En campagne depuis 2018 pour la mise en place d’un régime public et universel d’assurance médicaments, la Fédération des travailleurs et travailleuses du Québec (FTQ) estime, contrairement à ce que pensent certains, qu’il ne s’agit pas d’une dépense, mais plutôt d’un investissement rentable pour le Canada et le Québec.

Pour la FTQ, un tel régime est le strict minimum pour une société aussi riche que la nôtre. Les médicaments ne sont pas un bien dont on peut se priver. Un sondage commandé par un de nos syndicats affiliés (SCFP-Québec) en avril 2022 est révélateur : 11 % des personnes interrogées n’ont pas acheté leurs médicaments en raison des coûts et 21 % ont mentionné avoir sauté des doses pour économiser. Ces situations touchent particulièrement les personnes âgées et les personnes à faible revenu. Tout ça alors que les coûts augmentent de façon incontrôlable et que les profits des entreprises pharmaceutiques explosent. Dans les milieux de travail, les augmentations de salaire sont grugées par l’augmentation de la couverture d’assurance médicaments. Dans certains cas extrêmes, des groupes se départissent de leurs assurances collectives.

Pourquoi tous les pays ayant un système public et universel d’assurance maladie ont-ils choisi d’inclure les médicaments, mais ce ne serait pas une bonne idée pour le Québec et le Canada alors qu’il existe un très fort consensus dans la population et parmi les personnes expertes concernant un régime public et universel ? Depuis que l’idée fait son chemin, certains lobbys en profitent pour agiter des épouvantails : les coûts trop élevés, les contributions des employeurs, le partage des compétences ainsi qu’une mise en œuvre trop rapide. Regardons chacun de ces arguments de plus près.

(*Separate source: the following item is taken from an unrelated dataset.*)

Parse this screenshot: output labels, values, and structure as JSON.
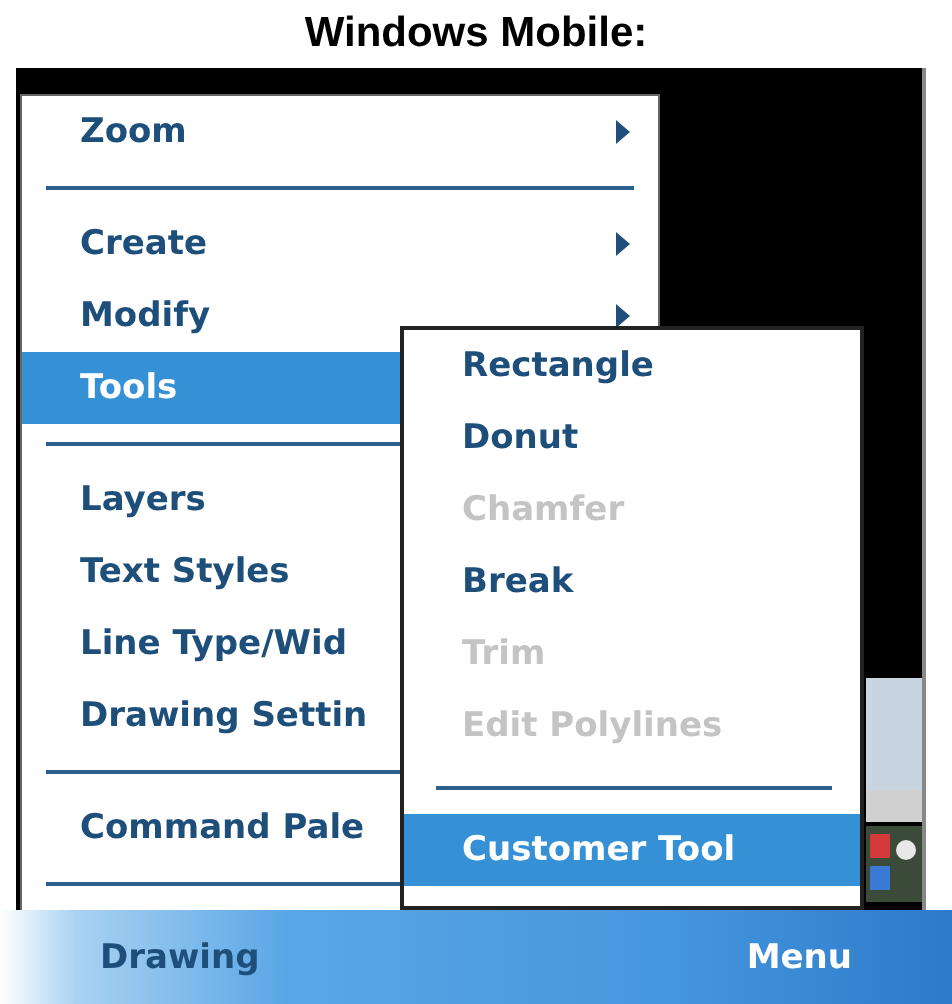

Parlons d’argent. Pour ce qui est des coûts, toutes les évaluations sérieuses démontrent qu’avec un plus grand rapport de force, il est possible de réduire considérablement les coûts des médicaments par la force des négociations en front commun des gouvernements.

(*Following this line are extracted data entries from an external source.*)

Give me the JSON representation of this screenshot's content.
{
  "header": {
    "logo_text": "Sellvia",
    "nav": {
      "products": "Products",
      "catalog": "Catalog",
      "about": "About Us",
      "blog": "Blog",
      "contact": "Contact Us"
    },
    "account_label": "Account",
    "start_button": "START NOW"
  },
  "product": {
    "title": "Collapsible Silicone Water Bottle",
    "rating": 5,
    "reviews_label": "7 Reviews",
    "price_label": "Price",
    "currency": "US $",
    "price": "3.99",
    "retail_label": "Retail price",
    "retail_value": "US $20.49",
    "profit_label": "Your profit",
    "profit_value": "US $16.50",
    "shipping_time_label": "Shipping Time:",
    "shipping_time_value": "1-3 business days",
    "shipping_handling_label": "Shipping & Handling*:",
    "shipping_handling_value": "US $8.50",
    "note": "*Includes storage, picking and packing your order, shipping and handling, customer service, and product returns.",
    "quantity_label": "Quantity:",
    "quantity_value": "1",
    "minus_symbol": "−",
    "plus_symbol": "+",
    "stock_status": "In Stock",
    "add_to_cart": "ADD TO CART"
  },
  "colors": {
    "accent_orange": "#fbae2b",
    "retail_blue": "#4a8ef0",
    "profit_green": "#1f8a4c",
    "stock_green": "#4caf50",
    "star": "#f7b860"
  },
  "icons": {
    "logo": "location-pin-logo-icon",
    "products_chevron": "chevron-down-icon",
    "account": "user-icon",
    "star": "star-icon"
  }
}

Pour la FTQ, mettre sur pied un nouveau régime public ne constitue pas un coût. Il entraînerait plutôt des bienfaits pour l’ensemble de la population, dont des économies pouvant aller jusqu’à 4 milliards de dollars annuellement pour le Québec seulement. Imaginez les économies pour le reste du pays !

Pour ce qui est des assurances collectives privées, pourrait-on tout simplement remplacer les primes privées des employeurs par une prime publique ? Si seulement il existait déjà une telle cotisation… comme celle pour les fonds de service de santé qui s’applique à la masse salariale de chaque employeur ? Ce serait bien trop simple !

Rapports d’experts

Les craintes d’un régime conçu trop rapidement ne tiennent pas la route. Nous ne comptons plus les rapports de personnes expertes qui non seulement appuient l’idée d’un régime public et universel, mais qui détaillent aussi la manière de le mettre en œuvre. En 2019, le rapport Hoskins, très complet d’ailleurs, a mis de l’avant une feuille de route tout à fait crédible et réaliste. Avec de la volonté politique, on serait capable d’y arriver, peut-être pas en un claquement de doigts, mais en quelques années. Est-il réaliste de penser que des problèmes d’une telle envergure peuvent se régler de manière instantanée ?

Quant au partage des compétences, il s’agit d’un prétexte bien utile pour justifier le statu quo. Quand on regarde de plus près, on constate que le Québec collabore déjà beaucoup avec le fédéral et les autres provinces pour négocier le prix des médicaments. Il serait tout à fait possible de poursuivre cette collaboration. Si le Québec souhaite recevoir des transferts fédéraux, il devrait au moins mettre sur pied un régime équivalent ou supérieur à ce qui sera offert dans les autres provinces.

Les gouvernements sont devant une occasion historique de réduire les dépenses en médicaments tout en favorisant la justice sociale. Il ne faut pas la rater, encore une fois.